Jerome Charyn's Playlist for His Novel "Sergeant Salinger"

Sergeant Salinger by Jerome Charyn

In the Book Notes series, authors create and discuss a music playlist that relates in some way to their recently published book.

Previous contributors include Jesmyn Ward, Lauren Groff, Bret Easton Ellis, Celeste Ng, T.C. Boyle, Dana Spiotta, Amy Bloom, Aimee Bender, Roxane Gay, and many others.

Jerome Charyn's novel Sergeant Salinger offers a haunting portrait of J.D. Salinger's life as both a World War II soldier and post-war civilian.

Publishers Weekly wrote of the book:

"[A] literary tour de force. . . . Charyn vividly portrays [J.D. Salinger’s] journey from slick short story writer to suffering artist. The winning result humanizes a legend."


In his words, here is Jerome Charyn's Book Notes music playlist for his novel Sergeant Salinger:



I had no soundtrack in my mind, real or imagined, when I wrote Sergeant Salinger. A good portion of the novel takes place during World War II, when Salinger, a member of the U.S. Counter Intelligence Corps, experienced horror after horror, from the landing on D-Day at Utah Beach to the Battle of the Bulge and the liberation of a Nazi death camp in Bavaria, where he discovered dead men in striped pajamas piled liked cords of wood. And there aren’t any musical moments suggested in Sergeant Salinger, but the novel brought back certain songs that haunted my childhood during the war (I was five in 1942), particularly songs that came from radio broadcasts or the movies. I had my idols. My own particular favorites were the Andrew Sisters, Patty, Laverne, and Maxene. I was in love with Patty throughout the war, with all her glorious blondness. I gazed upon her as the one and only beautiful sister in films such Buck Privates (1941), which featured “Boogie Woogie Bugle Boy” (nominated for an Academy Award), and Hollywood Canteen (1944). I can still summon up “Don’t Sit Under the Apple Tree” and “Rum and Coca-Cola.”

The Andrews Sisters also appear as disembodied creatures in Sergeant Salinger. Sonny, as Salinger was called, had to identify each of the Andrews Sisters at a checkpoint in “The Green Hell” of the Hürtgen Forest, or he might have been arrested as a German spy . . .

He rattles off their names—“Patty, Laverne, and Maxene”—and gets through the checkpoint unscathed.

Another favorite of mine was British songbird Vera Lynn, who delivered “We’ll Meet Again” and “White Cliffs of Dover” with great gusto. The sound of her voice still represents the sadness of war. And when Sonny is training as an intelligence agent in Tiverton, a small town in Devon, England, I could imagine Vera Lynn serenading him, as she still serenades me, at night sometimes, as I’m tumbling out of a dream.

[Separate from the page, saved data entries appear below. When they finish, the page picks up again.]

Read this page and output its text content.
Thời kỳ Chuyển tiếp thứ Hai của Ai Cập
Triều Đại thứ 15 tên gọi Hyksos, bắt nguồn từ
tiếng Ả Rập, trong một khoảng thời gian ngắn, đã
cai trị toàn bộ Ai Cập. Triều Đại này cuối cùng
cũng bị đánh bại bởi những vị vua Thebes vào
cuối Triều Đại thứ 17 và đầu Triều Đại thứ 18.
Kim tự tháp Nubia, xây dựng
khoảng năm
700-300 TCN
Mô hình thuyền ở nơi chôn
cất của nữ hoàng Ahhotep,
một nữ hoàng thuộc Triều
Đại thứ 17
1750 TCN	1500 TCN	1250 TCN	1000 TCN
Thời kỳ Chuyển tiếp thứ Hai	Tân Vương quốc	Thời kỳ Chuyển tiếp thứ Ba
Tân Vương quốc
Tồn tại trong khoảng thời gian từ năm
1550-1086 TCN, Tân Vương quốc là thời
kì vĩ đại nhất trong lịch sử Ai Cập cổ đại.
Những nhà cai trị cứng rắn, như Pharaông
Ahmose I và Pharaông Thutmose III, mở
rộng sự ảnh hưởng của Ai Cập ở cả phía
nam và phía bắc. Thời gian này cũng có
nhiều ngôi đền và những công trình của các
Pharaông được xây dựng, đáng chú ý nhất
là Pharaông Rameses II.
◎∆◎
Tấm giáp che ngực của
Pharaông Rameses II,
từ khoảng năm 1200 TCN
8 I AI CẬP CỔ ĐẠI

“We’ll Meet Again” has remained with us for over seventy years, as has Dame Vera Lynn, who was knighted in 1975 and died in 2020 at the age of 103. She was considered the sweetheart of the armed services during the war, when she entertained British troops throughout the world. But the song itself has probably eclipsed Dame Vera and all her honors. Stanley Kubrick used “We’ll Meet Again” in the very last moments of Dr. Strangelove (1964), in the middle of a nuclear holocaust, and the song also appears in the final scenes of the BBC’s brilliant serialized teleplay, The Singing Detective (1986), written by Dennis Potter. But I still associate the song with Sergeant Salinger, with a Yank caught in Devon and Bavaria, who never really recovered from the maddening brutality of war.


Jerome Charyn is the author of more than fifty works of fiction and nonfiction, including Cesare: A Novel of War-Torn Berlin. He lives in New York.